In April this year, the Supreme Court banned all types of mining and related activities along KNP’s southern boundary as well as in the catchment areas of the rivers that originate in the Karbi Anglong hill ranges and flow into the national park. This is a significant move, said Robin Sharma, considering how mining and quarrying activities were leading to “contamination of the water flowing down to Kaziranga”, thereby affecting the wildlife and its habitat.
Prerna Singh Bindra, former member of the National Board for Wildlife and author of The Vanishing: India’s Wildlife Crisis, raised another critical issue affecting Kaziranga’s wildlife—the National Highway 37 that cuts through the landscape between Kaziranga and the hills of Karbi Anglong. Every year, as the national park gets flooded and the animals try and escape, they are left with no choice but to take on the speeding traffic on NH-37 while crossing over to the highland.
This puts additional stress on the animals and despite speed limitations set for vehicles, leads to a large number of animal causalities. According to the flood report of the forest officer, Eastern Assam Wildlife Division, 17 animals were killed by speeding vehicles along NH-37 in this year’s floods.

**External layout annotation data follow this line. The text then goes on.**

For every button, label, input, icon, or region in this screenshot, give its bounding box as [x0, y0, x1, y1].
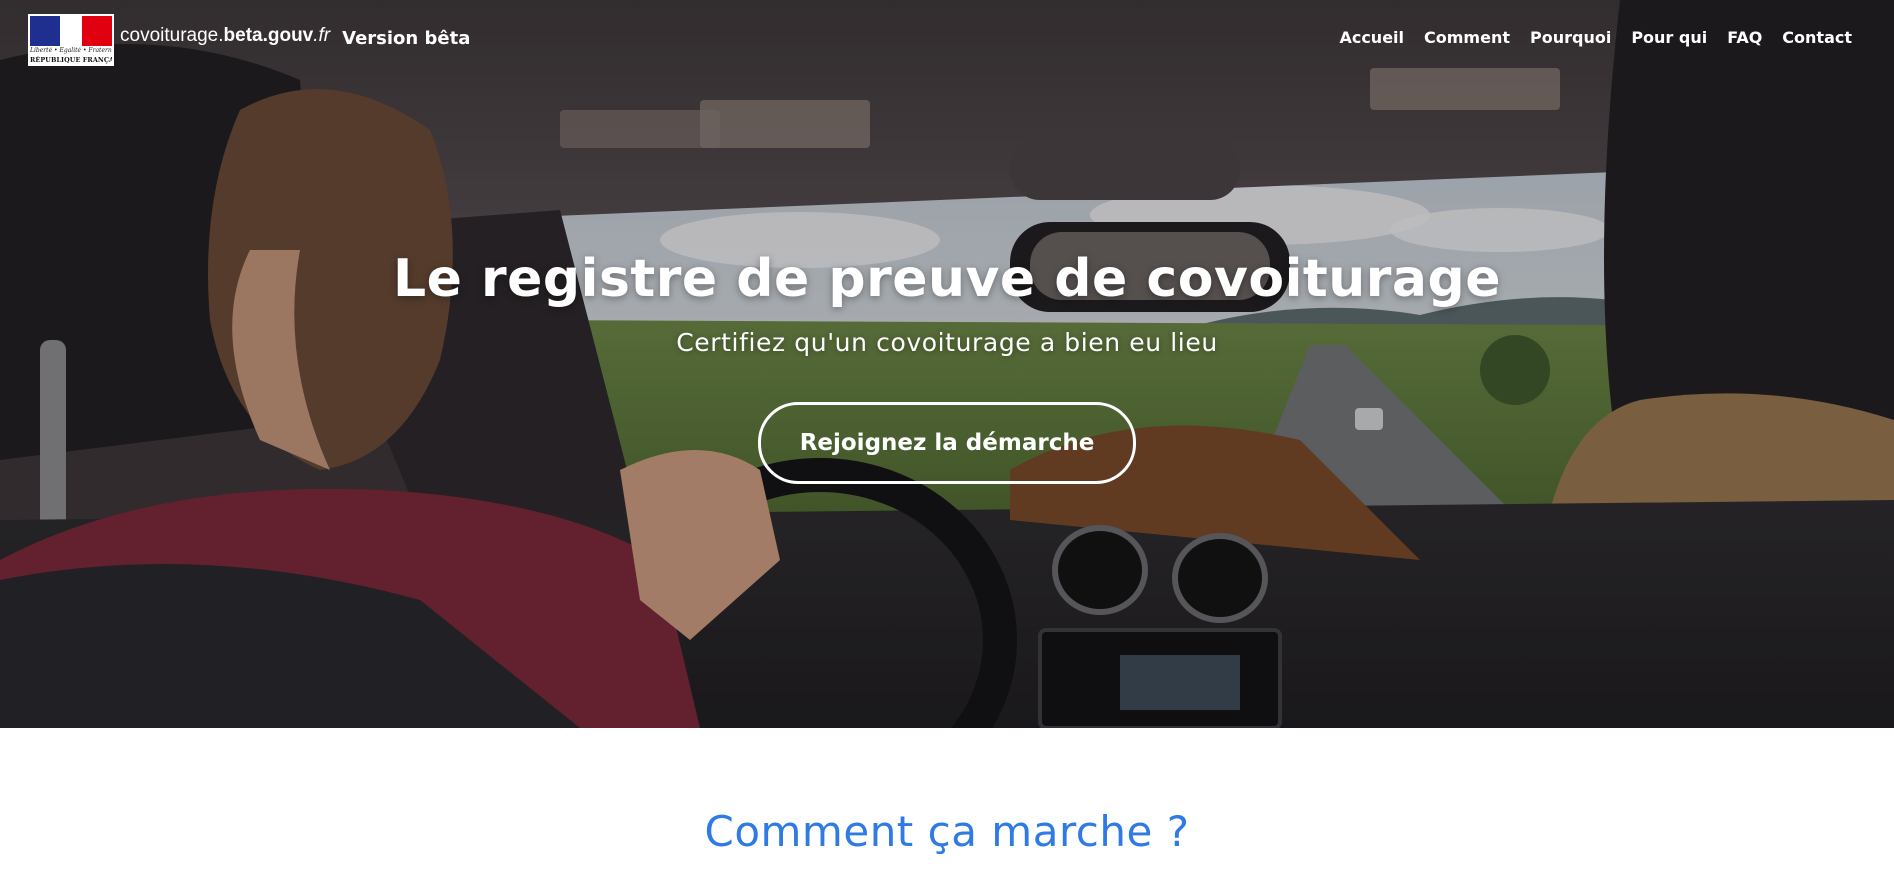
nav-item-faq[interactable]: FAQ: [1727, 28, 1762, 47]
nav-item-pour-qui[interactable]: Pour qui: [1631, 28, 1707, 47]
nav-item-pourquoi[interactable]: Pourquoi: [1530, 28, 1611, 47]
hero-content: Le registre de preuve de covoiturage Cer…: [0, 240, 1894, 484]
page: Liberté • Égalité • Fraternité RÉPUBLIQU…: [0, 0, 1894, 872]
version-beta-label: Version bêta: [342, 27, 471, 49]
hero-title: Le registre de preuve de covoiturage: [393, 249, 1501, 309]
logo-motto: Liberté • Égalité • Fraternité: [30, 47, 112, 54]
domain-part-3: .fr: [313, 25, 331, 46]
cta-wrapper: Rejoignez la démarche: [0, 360, 1894, 484]
marianne-logo-icon[interactable]: Liberté • Égalité • Fraternité RÉPUBLIQU…: [28, 14, 114, 66]
section-title-how-it-works: Comment ça marche ?: [704, 807, 1190, 856]
logo-republic-label: RÉPUBLIQUE FRANÇAISE: [30, 56, 112, 64]
join-button[interactable]: Rejoignez la démarche: [758, 402, 1136, 484]
flag-icon: [30, 16, 112, 46]
hero-section: Liberté • Égalité • Fraternité RÉPUBLIQU…: [0, 0, 1894, 728]
site-header: Liberté • Égalité • Fraternité RÉPUBLIQU…: [0, 0, 1894, 80]
nav-item-comment[interactable]: Comment: [1424, 28, 1510, 47]
hero-subtitle: Certifiez qu'un covoiturage a bien eu li…: [676, 328, 1218, 357]
nav-item-contact[interactable]: Contact: [1782, 28, 1852, 47]
brand[interactable]: Liberté • Égalité • Fraternité RÉPUBLIQU…: [28, 14, 470, 66]
site-domain-link[interactable]: covoiturage.beta.gouv.fr: [120, 25, 330, 47]
nav-item-accueil[interactable]: Accueil: [1339, 28, 1404, 47]
main-nav: Accueil Comment Pourquoi Pour qui FAQ Co…: [1339, 28, 1852, 47]
domain-part-1: covoiturage.: [120, 25, 224, 46]
domain-part-2: beta.gouv: [223, 25, 314, 46]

Wildlife conservationists are therefore worried over widening of the NH-37 to accommodate the rising traffic.
“The important issue here that needs to be address on a priority basis is to conserve the corridor connecting Kaziranga to Karbi Anglong, which are the natural highlands. Plans to expand the National Highway 37 that cuts through this vital corridor must be shelved,” Bindra said. “The corridor is also choked by encroachments and expanding infrastructure, such as (tourist) resorts. There is extensive illegal mining (stone quarrying) in Karbi Anglong which must stop and Karbi Anglong must be protected. The passage for wildlife to these natural highlands must be cleared and be made safe,” she added.
Animals swim through the floodwaters in an attempt to reach safer grounds during the floods in Assam. Photo by IFAW/WTI.
Wildlife conservationist and activist Rohit Choudhury had filed a plea with the National Green Tribunal against the widening of NH-37 as it endangers the lives of animals because of heavy traffic. The NGT however disposed the plea since the matter was already under consideration at the Supreme Court.
Creating more and more artificial highlands inside the national park to offer succour to the flood-affected animals, therefore, is not a solution enough, feel experts. In any case, said an official of the Kaziranga National Park, it is mostly rhinos who have taken refuge on these artificial highlands during the floods. Most other animals, like elephants and hog deer, have still preferred to migrate to their natural highland in Karbi Anglong.
Robin Sharma, however, insisted that these highlands were a sort of “mitigation measure”—”however unwilling we may be to the idea”—that have been put in place to deal with the human activity on the animals’ natural passage. About 70 percent of the 111 existing artificial highlands, he said, were in a dilapidated condition. “The 33 new ones are built along the southern boundary of Kaziranga, in the east-west direction, in the direction of the water flow.”
Pankaj Sharma, however, still asserts that “repairing the existing highlands, instead of building new ones” to provide a temporary solution, would have been ideal. Activist Rohit Choudhury corroborates this, adding that instead of diverting resources in creating artificial refuge spots, stress should be given by the government in clearing the animal corridors to their natural refuge.
Officials in Kaziranga, in the meanwhile, say that they are working towards maintaining the sanctity of the animal corridors, “with no development activity”.
“In some of the functional part of these animal corridors, there have been houses and shops built. We would like to regularise the corridors,” Robin Sharma added.